Untimely NP Documentation and Signatures for Resident Visits
Penalty
Summary
The deficiency involves the facility’s failure to ensure that physician and NP visits were signed and dated in a timely manner at each required visit for two residents. For one resident with diagnoses including right foot abscess, major depressive disorder, morbid obesity, hypertensive retinopathy, pulmonary embolism, insomnia, intellectual disability, essential primary hypotension, and diabetes mellitus, the medical record showed late-entry NP progress notes. One late entry documented a bedside assessment for high-risk sexual behavior and was recorded for a date in January but not authored and signed until early February. Another late entry documented a provider visit related to diabetes and morbid obesity, also recorded for an earlier date but not authored and signed until several days later.

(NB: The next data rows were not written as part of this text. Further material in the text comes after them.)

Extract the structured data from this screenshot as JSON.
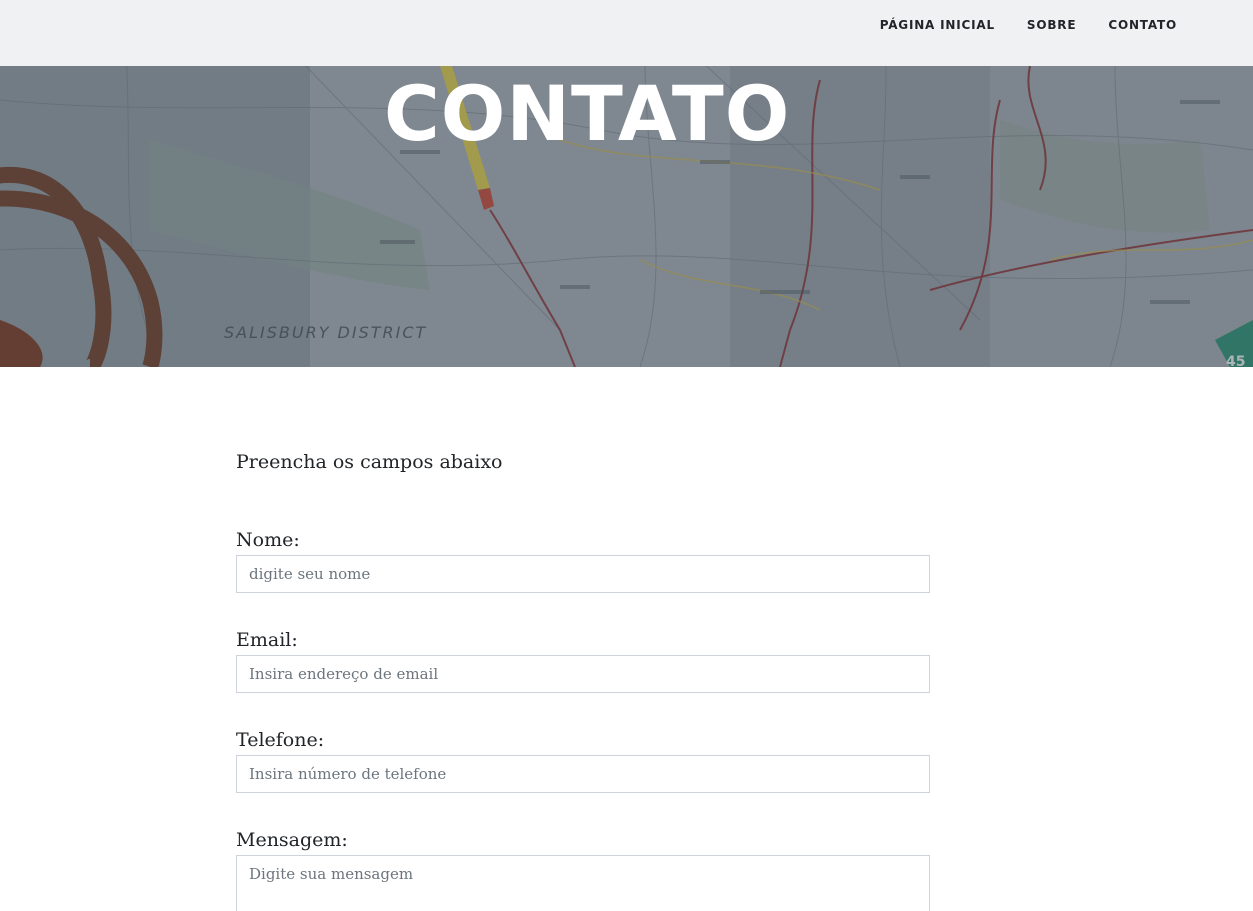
{
  "nav": {
    "items": [
      {
        "label": "PÁGINA INICIAL"
      },
      {
        "label": "SOBRE"
      },
      {
        "label": "CONTATO"
      }
    ]
  },
  "hero": {
    "title": "CONTATO",
    "map_label": "SALISBURY DISTRICT",
    "sign_number": "45"
  },
  "form": {
    "intro": "Preencha os campos abaixo",
    "fields": [
      {
        "label": "Nome:",
        "placeholder": "digite seu nome"
      },
      {
        "label": "Email:",
        "placeholder": "Insira endereço de email"
      },
      {
        "label": "Telefone:",
        "placeholder": "Insira número de telefone"
      },
      {
        "label": "Mensagem:",
        "placeholder": "Digite sua mensagem"
      }
    ]
  },
  "colors": {
    "text": "#212529",
    "input_border": "#ced4da",
    "hero_title": "#ffffff"
  }
}
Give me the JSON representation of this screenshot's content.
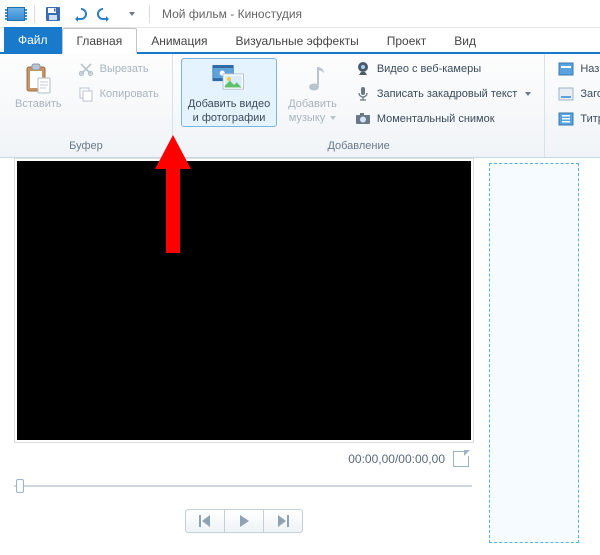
{
  "title": "Мой фильм - Киностудия",
  "tabs": {
    "file": "Файл",
    "home": "Главная",
    "animation": "Анимация",
    "effects": "Визуальные эффекты",
    "project": "Проект",
    "view": "Вид"
  },
  "ribbon": {
    "clipboard": {
      "paste": "Вставить",
      "cut": "Вырезать",
      "copy": "Копировать",
      "group_label": "Буфер"
    },
    "add": {
      "add_media_l1": "Добавить видео",
      "add_media_l2": "и фотографии",
      "add_music_l1": "Добавить",
      "add_music_l2": "музыку",
      "webcam": "Видео с веб-камеры",
      "narration": "Записать закадровый текст",
      "snapshot": "Моментальный снимок",
      "group_label": "Добавление"
    },
    "text": {
      "title": "Название",
      "caption": "Заголовок",
      "credits": "Титры"
    }
  },
  "preview": {
    "time": "00:00,00/00:00,00"
  }
}
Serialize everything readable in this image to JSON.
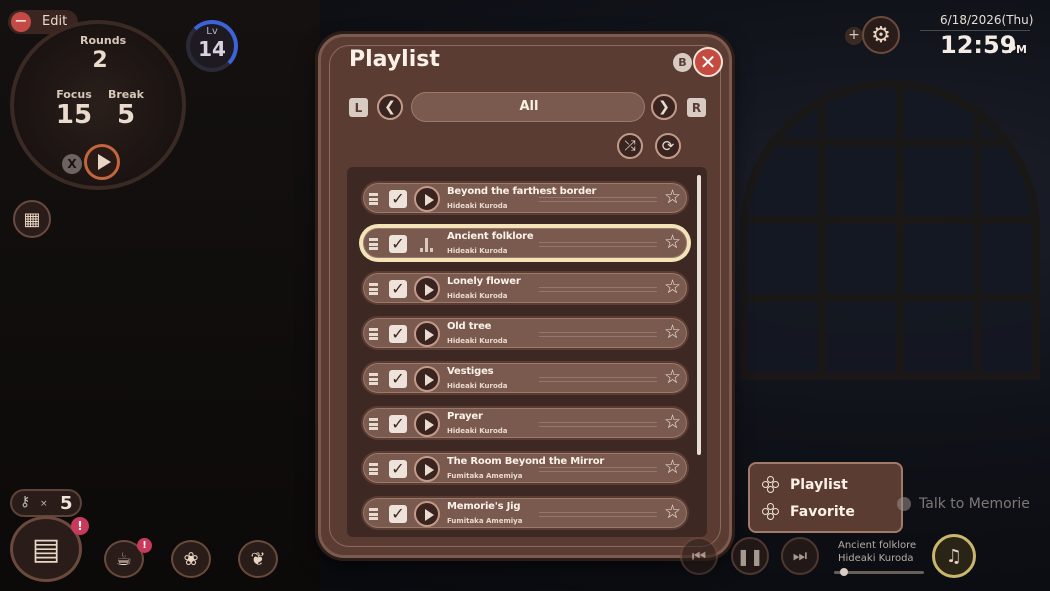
{
  "hud": {
    "edit_label": "Edit",
    "rounds_label": "Rounds",
    "rounds_value": "2",
    "focus_label": "Focus",
    "focus_value": "15",
    "break_label": "Break",
    "break_value": "5",
    "level_label": "Lv",
    "level_value": "14",
    "keys_count": "5",
    "x_button": "X"
  },
  "clock": {
    "date": "6/18/2026(Thu)",
    "time": "12:59",
    "ampm": "PM"
  },
  "playlist": {
    "title": "Playlist",
    "close_key": "B",
    "left_key": "L",
    "right_key": "R",
    "filter_value": "All",
    "tracks": [
      {
        "title": "Beyond the farthest border",
        "artist": "Hideaki Kuroda",
        "checked": true,
        "state": "play"
      },
      {
        "title": "Ancient folklore",
        "artist": "Hideaki Kuroda",
        "checked": true,
        "state": "playing"
      },
      {
        "title": "Lonely flower",
        "artist": "Hideaki Kuroda",
        "checked": true,
        "state": "play"
      },
      {
        "title": "Old tree",
        "artist": "Hideaki Kuroda",
        "checked": true,
        "state": "play"
      },
      {
        "title": "Vestiges",
        "artist": "Hideaki Kuroda",
        "checked": true,
        "state": "play"
      },
      {
        "title": "Prayer",
        "artist": "Hideaki Kuroda",
        "checked": true,
        "state": "play"
      },
      {
        "title": "The Room Beyond the Mirror",
        "artist": "Fumitaka Amemiya",
        "checked": true,
        "state": "play"
      },
      {
        "title": "Memorie's Jig",
        "artist": "Fumitaka Amemiya",
        "checked": true,
        "state": "play"
      }
    ]
  },
  "popup_menu": {
    "items": [
      "Playlist",
      "Favorite"
    ]
  },
  "talk": {
    "label": "Talk to Memorie"
  },
  "now_playing": {
    "title": "Ancient folklore",
    "artist": "Hideaki Kuroda"
  },
  "colors": {
    "panel": "#5a3c33",
    "row": "#7a5a4f",
    "highlight": "#f3e4b8",
    "level_ring": "#3d63d8"
  }
}
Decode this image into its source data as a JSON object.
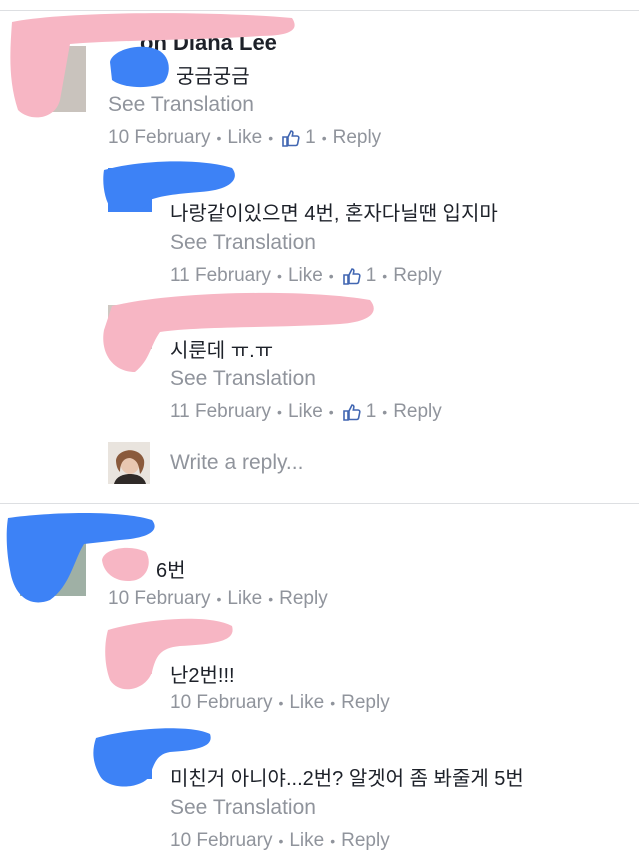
{
  "colors": {
    "redact_pink": "#f7b6c4",
    "redact_blue": "#3d82f6",
    "meta_gray": "#90949c",
    "text": "#1d2129",
    "link_blue": "#4267b2"
  },
  "thread1": {
    "comment": {
      "name_fragment": "on Diana Lee",
      "text": "궁금궁금",
      "see_translation": "See Translation",
      "date": "10 February",
      "like": "Like",
      "like_count": "1",
      "reply": "Reply"
    },
    "replies": [
      {
        "text": "나랑같이있으면 4번, 혼자다닐땐 입지마",
        "see_translation": "See Translation",
        "date": "11 February",
        "like": "Like",
        "like_count": "1",
        "reply": "Reply"
      },
      {
        "text": "시룬데 ㅠ.ㅠ",
        "see_translation": "See Translation",
        "date": "11 February",
        "like": "Like",
        "like_count": "1",
        "reply": "Reply"
      }
    ],
    "write_reply_placeholder": "Write a reply..."
  },
  "thread2": {
    "comment": {
      "text": "6번",
      "date": "10 February",
      "like": "Like",
      "reply": "Reply"
    },
    "replies": [
      {
        "text": "난2번!!!",
        "date": "10 February",
        "like": "Like",
        "reply": "Reply"
      },
      {
        "text": "미친거 아니야...2번? 알겟어 좀 봐줄게 5번",
        "see_translation": "See Translation",
        "date": "10 February",
        "like": "Like",
        "reply": "Reply"
      }
    ]
  },
  "icons": {
    "like": "thumbs-up-icon"
  }
}
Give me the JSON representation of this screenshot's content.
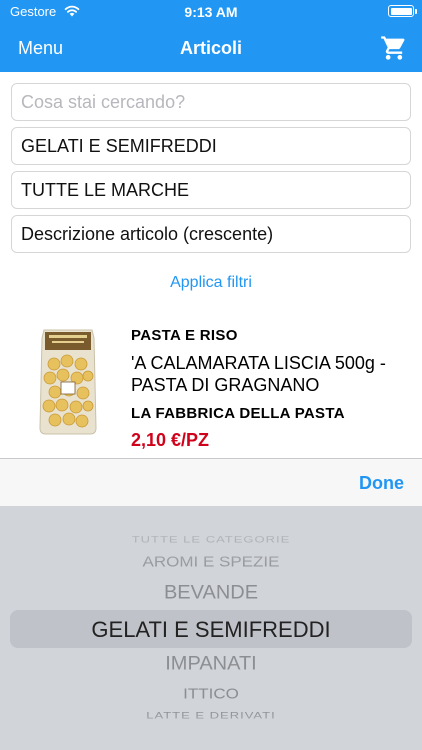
{
  "status_bar": {
    "carrier": "Gestore",
    "time": "9:13 AM"
  },
  "nav": {
    "menu_label": "Menu",
    "title": "Articoli",
    "cart_icon": "cart-icon"
  },
  "filters": {
    "search_placeholder": "Cosa stai cercando?",
    "category": "GELATI E SEMIFREDDI",
    "brand": "TUTTE LE MARCHE",
    "sort": "Descrizione articolo (crescente)",
    "apply_label": "Applica filtri"
  },
  "product": {
    "category": "PASTA E RISO",
    "name": "'A CALAMARATA LISCIA 500g - PASTA DI GRAGNANO",
    "brand": "LA FABBRICA DELLA PASTA",
    "price": "2,10 €/PZ",
    "price_color": "#d0021b"
  },
  "picker": {
    "done_label": "Done",
    "options": [
      "TUTTE LE CATEGORIE",
      "AROMI E SPEZIE",
      "BEVANDE",
      "GELATI E SEMIFREDDI",
      "IMPANATI",
      "ITTICO",
      "LATTE E DERIVATI"
    ],
    "selected_index": 3
  },
  "colors": {
    "accent": "#2196f3",
    "price": "#d0021b"
  }
}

For a second resident with insomnia, dementia, essential primary hypertension, major depressive disorder, and diabetes mellitus, similar late-entry NP documentation was identified. One late entry described the resident as the recipient of another resident’s inappropriate behavior and was recorded for a January date but not authored and signed until early February. Another late entry documented a visit for a rash, with the note recorded for one date and authored and signed two days later. During an interview, the NP confirmed that she created and signed the late-entry progress notes for both residents on a later date than when the residents were seen and acknowledged that provider visits were not being documented and signed on the days the residents were actually seen, stating she was behind on documentation due to workload.